National Foster Youth Institute Statement on Supreme Court Indian Child Welfare Act Ruling

WASHINGTON, D.C. — The National Foster Youth Institute celebrates the Supreme Court’s decision to uphold the Indian Child Welfare Act (ICWA) and maintain tribal sovereignty to ensure that tribal youth remain connected and placed within their own communities. NFYI, an organization that supports the welfare of current and former foster youth rejoices in this decision. The system that preserves and gives preference to Native American families in foster care and adoption proceedings of Native children is important for the presentation of cultural traditions, heritage, beliefs and practices of Native youth.

Any ruling against ICWA would have undermined tribes’ abilities to govern themselves. “ICWA not only protects tribal sovereignty, but it puts in place practices and policies that all children in foster care should experience,” said NFYI Executive Director Rebecca Louve Yao. “We hope to see more laws introduced that will expand its reach.”

As an organization that lifts up foster youth voices to transform the child welfare system, we know the court’s decision helps to uplift and amplify the voices of native and tribal youth who have continued to advocate for their own rights. Casey Family Programs research has found “significant, the rate of Native American/Alaska Native children being placed into care has been on the decline the past few years, from a peak of 15.9 children per 1000 in 2017, to 15.0 per 1000 in 2020. This rate is still much higher than the 10.4 per 1000 rate of Native children being placed in care in 2010.”
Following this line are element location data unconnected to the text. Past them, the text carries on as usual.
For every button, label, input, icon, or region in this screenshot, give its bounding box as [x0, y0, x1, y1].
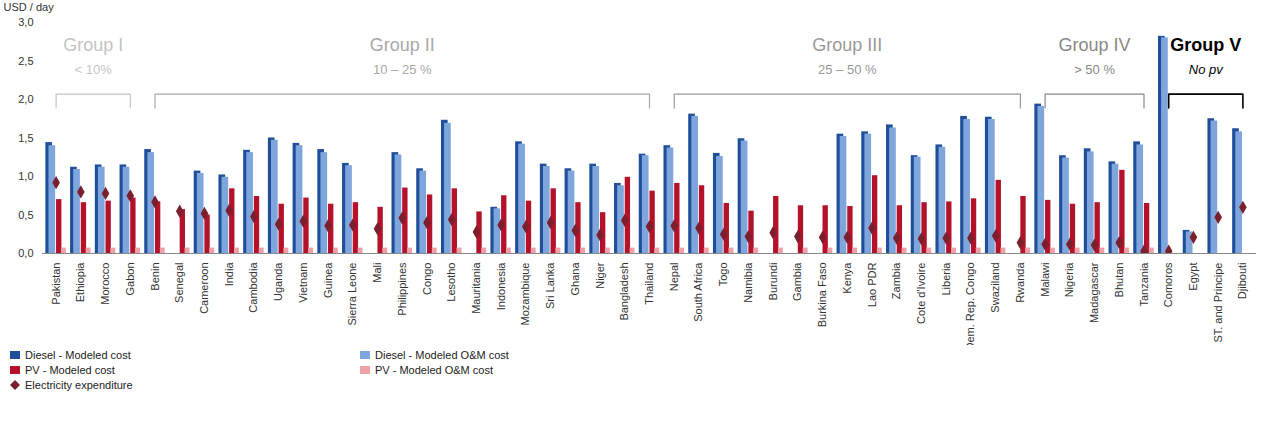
- svg-text:Thailand: Thailand: [643, 263, 655, 305]
- svg-text:Vietnam: Vietnam: [297, 263, 309, 303]
- svg-text:Malawi: Malawi: [1039, 263, 1051, 297]
- svg-text:India: India: [223, 262, 235, 287]
- svg-text:3,0: 3,0: [18, 16, 33, 28]
- svg-text:Rwanda: Rwanda: [1014, 262, 1026, 303]
- svg-text:Group IV: Group IV: [1059, 35, 1131, 55]
- svg-text:Djibouti: Djibouti: [1236, 263, 1248, 300]
- svg-text:Tanzania: Tanzania: [1138, 262, 1150, 307]
- svg-text:Ghana: Ghana: [569, 262, 581, 296]
- svg-text:Senegal: Senegal: [173, 263, 185, 303]
- svg-text:Congo: Congo: [420, 263, 432, 295]
- svg-text:Indonesia: Indonesia: [495, 262, 507, 311]
- svg-text:Group III: Group III: [812, 35, 882, 55]
- html-text:Diesel - Modeled O&M cost: Diesel - Modeled O&M cost: [375, 349, 509, 361]
- svg-text:Guinea: Guinea: [322, 262, 334, 298]
- svg-text:0,5: 0,5: [18, 209, 33, 221]
- svg-text:Sri Lanka: Sri Lanka: [544, 262, 556, 309]
- svg-text:1,0: 1,0: [18, 170, 33, 182]
- svg-text:Cambodia: Cambodia: [247, 262, 259, 313]
- svg-text:Cameroon: Cameroon: [198, 263, 210, 314]
- html-text:PV - Modeled O&M cost: PV - Modeled O&M cost: [375, 364, 493, 376]
- svg-text:> 50 %: > 50 %: [1074, 62, 1115, 77]
- svg-text:Bangladesh: Bangladesh: [618, 263, 630, 321]
- svg-text:< 10%: < 10%: [75, 62, 113, 77]
- svg-text:Ethiopia: Ethiopia: [74, 262, 86, 303]
- svg-text:Comoros: Comoros: [1162, 262, 1174, 307]
- svg-text:Group V: Group V: [1170, 35, 1241, 55]
- svg-text:ST. and Principe: ST. and Principe: [1212, 263, 1224, 343]
- svg-text:Burkina Faso: Burkina Faso: [816, 263, 828, 328]
- svg-text:Gambia: Gambia: [791, 262, 803, 301]
- svg-text:Togo: Togo: [717, 263, 729, 287]
- svg-text:Benin: Benin: [149, 263, 161, 291]
- svg-text:Liberia: Liberia: [940, 262, 952, 296]
- svg-text:No pv: No pv: [1189, 62, 1224, 77]
- svg-text:Morocco: Morocco: [99, 263, 111, 305]
- svg-text:Group II: Group II: [370, 35, 435, 55]
- svg-text:Group I: Group I: [63, 35, 123, 55]
- svg-text:USD / day: USD / day: [4, 1, 55, 13]
- svg-text:Kenya: Kenya: [841, 262, 853, 294]
- svg-text:2,5: 2,5: [18, 55, 33, 67]
- svg-text:Madagascar: Madagascar: [1088, 262, 1100, 323]
- svg-text:South Africa: South Africa: [692, 262, 704, 322]
- html-text:Electricity expenditure: Electricity expenditure: [25, 379, 133, 391]
- svg-text:Mauritania: Mauritania: [470, 262, 482, 314]
- svg-text:Gabon: Gabon: [124, 263, 136, 296]
- html-text:Diesel - Modeled cost: Diesel - Modeled cost: [25, 349, 131, 361]
- svg-text:Cote d'Ivoire: Cote d'Ivoire: [915, 263, 927, 324]
- svg-text:Pakistan: Pakistan: [50, 263, 62, 305]
- svg-text:10 – 25 %: 10 – 25 %: [373, 62, 432, 77]
- svg-text:Egypt: Egypt: [1187, 263, 1199, 291]
- svg-text:Swaziland: Swaziland: [989, 263, 1001, 313]
- svg-text:1,5: 1,5: [18, 132, 33, 144]
- html-text:PV - Modeled cost: PV - Modeled cost: [25, 364, 115, 376]
- svg-text:Nepal: Nepal: [668, 263, 680, 292]
- svg-text:Sierra Leone: Sierra Leone: [346, 263, 358, 326]
- svg-text:Mozambique: Mozambique: [519, 263, 531, 326]
- svg-text:Uganda: Uganda: [272, 262, 284, 301]
- svg-text:Nigeria: Nigeria: [1063, 262, 1075, 298]
- svg-text:Mali: Mali: [371, 263, 383, 283]
- svg-text:2,0: 2,0: [18, 93, 33, 105]
- svg-text:Philippines: Philippines: [396, 262, 408, 316]
- svg-text:Dem. Rep. Congo: Dem. Rep. Congo: [964, 263, 976, 346]
- svg-text:Niger: Niger: [594, 262, 606, 289]
- svg-text:Burundi: Burundi: [767, 263, 779, 301]
- svg-text:Bhutan: Bhutan: [1113, 263, 1125, 298]
- svg-text:0,0: 0,0: [18, 247, 33, 259]
- svg-text:Namibia: Namibia: [742, 262, 754, 303]
- svg-text:25 – 50 %: 25 – 50 %: [818, 62, 877, 77]
- svg-text:Zambia: Zambia: [890, 262, 902, 300]
- svg-text:Lao PDR: Lao PDR: [866, 262, 878, 307]
- svg-text:Lesotho: Lesotho: [445, 263, 457, 302]
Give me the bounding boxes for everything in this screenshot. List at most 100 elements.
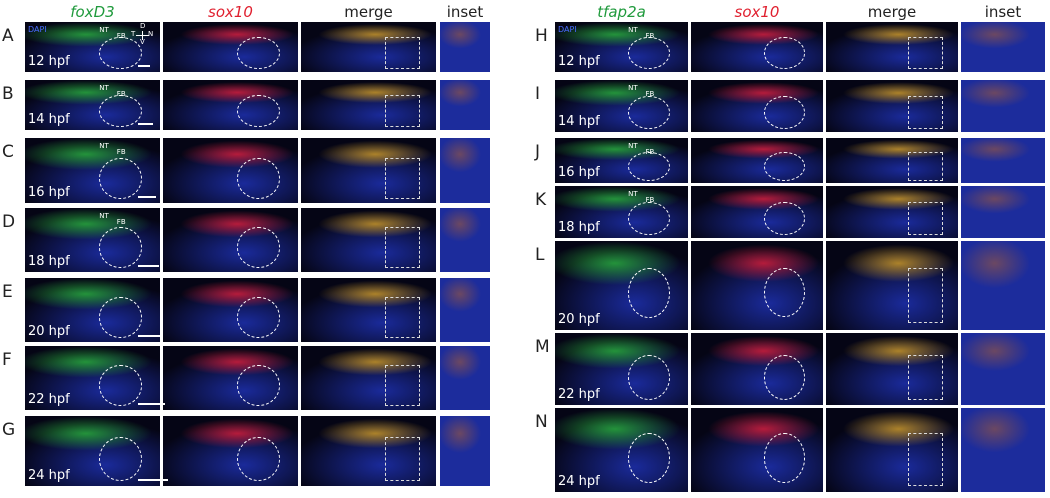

ICWA has protected the continued existence of Native tribes and Native children for 45 years and it continues to hold an important place in adoption and foster care proceedings.

“The National Foster Youth Institute focuses on mobilizing young people across the country with lived experience in the foster care system to speak their truths and advocate for their needs. NFYI is happy to continue to support a law that preserves family placements and will cultivate the preservation of language, connection to spiritually and more,” said NFYI Director of Government Relations Cortez L. Carey.